Le démarrage trop tardif des soldes, le mercredi 11 janvier, n’a rien arrangé. « Compte tenu du salaire moyen des consommateurs, le 11 du mois, il n’y a pas autant d’argent à dépenser que si les soldes tombaient le 6 janvier, comme l’an passé », lance Alexandre Nodale, PDG de Conforama. « Avec quatre samedis au lieu de cinq, les soldes ne semblent pas avoir rempli leurs objectifs, a observé Didier Baumgarten, président de la Fédération française du négoce de l’ameublement et de l’équipement de la maison (Fnaem), lors de la présentation des résultats de la filière le 2 février. On aura probablement des chiffres négatifs dans l’ameublement. »

« Des stocks mieux gérés »

L’équipement de la maison n’est pas un cas isolé. D’une manière générale, « les soldes ont beaucoup moins d’impact commercial que par le passé, notamment parce qu’avec la crise les commerçants gèrent mieux les stocks », estime Antoine Lemarchand, PDG de Nature & Découvertes. De nombreuses grandes enseignes, notamment dans le textile, n’hésitent plus d’ailleurs, quelques jours avant le début de ces ventes au rabais, à faire rentrer de la marchandise destinée à être démarquée.

Les soldes ont également perdu du poids face à la multiplication des opérations promotionnelles tout au long de l’année, et notamment aux ventes privées. « Des remises de
–40 % à –50 % fleurissent notamment depuis le 26 décembre en vitrine des magasins, avec le même code couleur que celui utilisé pour les soldes et avec la même installation par taille de produits. Les commerçants n’ont évidemment pas le droit d’afficher la mention “soldes” , mais cela ne les empêche pas de mettre en place une politique de vente parfois agressive, très visible »
, indiquait le 11 janvier la CCI francilienne.

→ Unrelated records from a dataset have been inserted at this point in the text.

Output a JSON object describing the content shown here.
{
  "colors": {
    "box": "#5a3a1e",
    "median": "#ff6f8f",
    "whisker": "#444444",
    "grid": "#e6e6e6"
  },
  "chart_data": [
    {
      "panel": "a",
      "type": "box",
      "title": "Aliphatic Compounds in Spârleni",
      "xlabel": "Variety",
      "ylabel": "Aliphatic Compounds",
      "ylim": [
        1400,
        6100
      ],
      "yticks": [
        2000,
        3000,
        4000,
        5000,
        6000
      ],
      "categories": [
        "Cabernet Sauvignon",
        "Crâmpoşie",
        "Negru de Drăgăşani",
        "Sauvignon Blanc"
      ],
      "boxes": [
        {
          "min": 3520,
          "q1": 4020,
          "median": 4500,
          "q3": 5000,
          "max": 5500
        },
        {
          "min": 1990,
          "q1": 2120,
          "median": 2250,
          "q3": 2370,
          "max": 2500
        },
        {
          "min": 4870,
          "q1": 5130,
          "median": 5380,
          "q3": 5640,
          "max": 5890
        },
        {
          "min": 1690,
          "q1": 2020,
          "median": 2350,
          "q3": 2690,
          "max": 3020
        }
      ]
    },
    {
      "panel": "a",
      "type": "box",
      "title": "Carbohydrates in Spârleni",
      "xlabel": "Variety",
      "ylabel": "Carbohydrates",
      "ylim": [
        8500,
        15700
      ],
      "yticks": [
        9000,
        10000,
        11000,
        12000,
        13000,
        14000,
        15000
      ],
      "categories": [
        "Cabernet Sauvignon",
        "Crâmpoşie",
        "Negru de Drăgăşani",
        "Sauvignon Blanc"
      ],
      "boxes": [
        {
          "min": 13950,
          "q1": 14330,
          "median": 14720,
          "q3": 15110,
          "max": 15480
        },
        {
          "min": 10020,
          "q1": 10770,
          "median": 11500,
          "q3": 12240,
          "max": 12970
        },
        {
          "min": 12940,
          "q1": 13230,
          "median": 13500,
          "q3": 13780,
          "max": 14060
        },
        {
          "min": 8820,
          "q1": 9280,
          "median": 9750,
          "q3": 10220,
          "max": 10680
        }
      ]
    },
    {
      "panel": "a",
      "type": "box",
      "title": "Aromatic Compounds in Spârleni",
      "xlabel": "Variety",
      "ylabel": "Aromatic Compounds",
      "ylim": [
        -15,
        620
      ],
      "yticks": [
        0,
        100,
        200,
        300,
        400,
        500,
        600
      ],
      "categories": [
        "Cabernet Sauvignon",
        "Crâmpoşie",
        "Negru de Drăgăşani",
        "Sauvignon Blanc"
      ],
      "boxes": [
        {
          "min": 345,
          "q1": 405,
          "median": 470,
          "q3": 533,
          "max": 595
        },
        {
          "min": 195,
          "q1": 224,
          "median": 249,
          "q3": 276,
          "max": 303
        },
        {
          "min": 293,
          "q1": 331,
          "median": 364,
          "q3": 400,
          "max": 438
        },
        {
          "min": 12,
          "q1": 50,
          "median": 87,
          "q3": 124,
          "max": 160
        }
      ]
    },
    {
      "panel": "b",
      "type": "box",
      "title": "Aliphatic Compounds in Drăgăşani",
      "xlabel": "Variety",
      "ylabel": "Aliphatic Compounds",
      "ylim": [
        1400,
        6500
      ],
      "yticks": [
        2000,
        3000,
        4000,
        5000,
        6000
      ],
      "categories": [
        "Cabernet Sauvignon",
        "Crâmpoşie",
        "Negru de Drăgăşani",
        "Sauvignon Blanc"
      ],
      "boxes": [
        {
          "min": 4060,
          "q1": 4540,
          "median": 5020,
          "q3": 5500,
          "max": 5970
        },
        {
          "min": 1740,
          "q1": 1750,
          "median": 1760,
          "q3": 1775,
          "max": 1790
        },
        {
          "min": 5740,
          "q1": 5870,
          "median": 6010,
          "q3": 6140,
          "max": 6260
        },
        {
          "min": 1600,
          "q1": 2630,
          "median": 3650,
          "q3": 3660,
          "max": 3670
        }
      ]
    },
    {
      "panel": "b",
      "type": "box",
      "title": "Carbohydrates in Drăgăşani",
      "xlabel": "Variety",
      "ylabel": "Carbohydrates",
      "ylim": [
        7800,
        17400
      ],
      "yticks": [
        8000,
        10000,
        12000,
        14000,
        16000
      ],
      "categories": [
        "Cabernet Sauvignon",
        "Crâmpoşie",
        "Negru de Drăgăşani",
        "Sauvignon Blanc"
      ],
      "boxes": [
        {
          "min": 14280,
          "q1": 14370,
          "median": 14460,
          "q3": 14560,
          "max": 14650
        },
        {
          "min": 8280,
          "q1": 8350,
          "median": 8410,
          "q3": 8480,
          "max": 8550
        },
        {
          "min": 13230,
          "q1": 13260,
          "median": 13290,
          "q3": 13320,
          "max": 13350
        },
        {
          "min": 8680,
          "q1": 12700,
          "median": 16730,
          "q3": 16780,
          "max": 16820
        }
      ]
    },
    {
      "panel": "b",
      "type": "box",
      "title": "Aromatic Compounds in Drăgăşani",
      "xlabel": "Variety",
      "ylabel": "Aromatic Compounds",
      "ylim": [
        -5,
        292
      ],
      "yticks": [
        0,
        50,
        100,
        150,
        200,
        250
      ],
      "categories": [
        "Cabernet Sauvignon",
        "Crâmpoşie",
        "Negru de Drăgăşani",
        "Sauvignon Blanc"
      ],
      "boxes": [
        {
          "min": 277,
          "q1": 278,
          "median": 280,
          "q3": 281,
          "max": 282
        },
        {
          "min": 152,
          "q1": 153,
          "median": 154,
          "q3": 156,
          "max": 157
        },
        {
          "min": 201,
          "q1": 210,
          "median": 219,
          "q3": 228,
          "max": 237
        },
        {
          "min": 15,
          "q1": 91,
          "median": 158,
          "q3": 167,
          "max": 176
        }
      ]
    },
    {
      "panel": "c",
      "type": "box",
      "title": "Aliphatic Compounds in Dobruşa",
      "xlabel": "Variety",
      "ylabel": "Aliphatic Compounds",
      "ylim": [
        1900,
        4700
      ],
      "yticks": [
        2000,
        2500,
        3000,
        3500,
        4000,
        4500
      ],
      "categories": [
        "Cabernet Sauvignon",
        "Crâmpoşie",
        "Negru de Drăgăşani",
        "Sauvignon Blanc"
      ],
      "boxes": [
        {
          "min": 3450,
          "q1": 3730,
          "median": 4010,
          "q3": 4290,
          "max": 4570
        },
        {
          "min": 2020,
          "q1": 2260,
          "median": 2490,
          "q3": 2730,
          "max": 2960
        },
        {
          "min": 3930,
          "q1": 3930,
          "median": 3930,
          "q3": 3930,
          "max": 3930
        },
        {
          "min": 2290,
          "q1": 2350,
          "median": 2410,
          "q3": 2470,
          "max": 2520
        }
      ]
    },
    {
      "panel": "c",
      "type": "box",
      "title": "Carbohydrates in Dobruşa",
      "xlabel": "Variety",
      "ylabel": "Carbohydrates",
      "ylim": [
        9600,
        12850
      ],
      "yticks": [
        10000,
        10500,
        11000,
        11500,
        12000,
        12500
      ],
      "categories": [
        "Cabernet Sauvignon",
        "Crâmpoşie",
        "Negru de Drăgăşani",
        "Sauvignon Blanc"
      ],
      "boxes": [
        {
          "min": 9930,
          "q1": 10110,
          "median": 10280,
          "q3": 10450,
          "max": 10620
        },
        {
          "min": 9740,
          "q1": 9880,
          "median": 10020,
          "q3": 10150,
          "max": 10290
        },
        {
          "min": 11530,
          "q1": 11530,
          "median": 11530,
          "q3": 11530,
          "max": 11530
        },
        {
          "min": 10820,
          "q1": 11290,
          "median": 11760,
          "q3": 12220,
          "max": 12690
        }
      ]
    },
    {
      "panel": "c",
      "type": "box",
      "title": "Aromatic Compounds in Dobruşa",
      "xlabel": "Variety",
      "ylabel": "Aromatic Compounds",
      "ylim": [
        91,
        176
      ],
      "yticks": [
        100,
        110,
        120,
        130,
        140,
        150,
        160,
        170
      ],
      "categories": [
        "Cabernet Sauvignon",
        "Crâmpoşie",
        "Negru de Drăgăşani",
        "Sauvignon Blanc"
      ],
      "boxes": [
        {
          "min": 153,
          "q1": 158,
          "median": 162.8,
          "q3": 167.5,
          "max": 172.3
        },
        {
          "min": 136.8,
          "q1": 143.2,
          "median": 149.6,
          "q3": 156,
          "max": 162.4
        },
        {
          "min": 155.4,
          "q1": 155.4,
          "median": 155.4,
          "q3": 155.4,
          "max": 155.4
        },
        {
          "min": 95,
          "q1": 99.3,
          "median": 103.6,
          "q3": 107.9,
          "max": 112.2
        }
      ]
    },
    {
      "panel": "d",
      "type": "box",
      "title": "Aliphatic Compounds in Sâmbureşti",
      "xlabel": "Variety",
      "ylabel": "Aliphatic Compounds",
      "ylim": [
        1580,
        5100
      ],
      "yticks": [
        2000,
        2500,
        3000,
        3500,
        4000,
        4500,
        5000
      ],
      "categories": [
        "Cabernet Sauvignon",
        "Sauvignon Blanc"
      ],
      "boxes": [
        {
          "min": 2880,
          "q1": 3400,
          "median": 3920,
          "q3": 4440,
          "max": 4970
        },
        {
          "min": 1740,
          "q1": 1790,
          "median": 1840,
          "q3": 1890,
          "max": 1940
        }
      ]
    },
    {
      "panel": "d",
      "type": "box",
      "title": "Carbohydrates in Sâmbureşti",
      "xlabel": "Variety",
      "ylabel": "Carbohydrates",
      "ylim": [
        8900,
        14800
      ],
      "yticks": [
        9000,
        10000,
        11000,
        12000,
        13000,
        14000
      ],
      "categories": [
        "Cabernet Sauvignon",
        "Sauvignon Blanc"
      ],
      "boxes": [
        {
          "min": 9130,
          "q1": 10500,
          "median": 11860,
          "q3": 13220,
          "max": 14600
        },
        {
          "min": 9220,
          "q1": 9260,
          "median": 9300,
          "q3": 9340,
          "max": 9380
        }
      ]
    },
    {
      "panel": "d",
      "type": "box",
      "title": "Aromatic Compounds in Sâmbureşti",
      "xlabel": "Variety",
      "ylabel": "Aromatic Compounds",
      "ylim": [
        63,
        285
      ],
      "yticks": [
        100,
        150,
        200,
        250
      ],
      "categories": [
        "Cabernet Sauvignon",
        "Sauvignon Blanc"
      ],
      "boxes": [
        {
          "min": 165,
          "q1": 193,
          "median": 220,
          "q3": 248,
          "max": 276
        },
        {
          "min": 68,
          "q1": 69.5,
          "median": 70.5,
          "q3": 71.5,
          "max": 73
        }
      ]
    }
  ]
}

Depuis janvier 2015, le législateur a supprimé les soldes flottants que les commerçants pouvaient fixer librement pour ne conserver que deux grandes périodes officielles de ventes au rabais, d’une durée de six semaines chacune. Mais les soldes flottants ont vite été remplacés par une généralisation des ventes privées chez les enseignes, qui sont de moins en moins réservées aux clients porteurs d’une carte de fidélité. De nombreux distributeurs « ont jugé que, dans un environnement économique peu favorable, l’accumulation des promotions et des ventes privées tout au long de l’année contribuait à limiter l’intérêt des consommateurs pour les soldes », relève l’Institut français de la mode (IFM).

« Cela fait trois ans que les commerçants se plaignent des soldes, mais ils oublient de dire qu’il y a des ventes privées avant, remarque M. Lemarchand. Nous allons d’ailleurs nous adapter à cette nouvelle donne. A partir de janvier 2018, probablement, mais peut-être même avant, nous mettrons en place des ventes privées qui seront réservées aux 1,1 million de porteurs de notre carte de club. Parallèlement, la période de soldes sera réduite, dans l’idéal à deux semaines. »

Percée foudroyante du « Black Friday »

La possibilité d’acheter tout au long de l’année des articles en promotion, au moment des opérations commerciales comme le « Black Friday », ou sur les sites Internet de déstockage (Vente-privée, Showroomprivé…) ont également émoussé l’intérêt des consommateurs. « Le “Black Friday” est en plein essor alors que l’effet des soldes commence à s’estomper », constate Marc Lolivier, délégué général de la Fédération du e-commerce et de la vente à distance (Fevad). Pour le « Black Friday », la CCI va même jusqu’à parler de « percée foudroyante », avec 3 % des commerçants concernés en 2014, 10 % en 2015 et 44 % en 2016.

« 40 % du chiffre d’affaires annuel de Go Sport est issu de promotions et soldes [rentrée scolaire, Noël, soldes…] », confie André Ségura, directeur général de Go Sport, satisfait des ventes sur la période chez Courir et Go Sport.

Dans l’habillement, le phénomène commencerait toutefois à s’inverser. Alors que le poids relatif des soldes et promotions dans les dépenses de prêt-à-porter féminin est passé de 32,7 % à 44,1 % entre 2008 et 2015, il recule à 42,2 % en 2016, selon les chiffres publiés le 8 février par la Fédération française du prêt-à-porter féminin.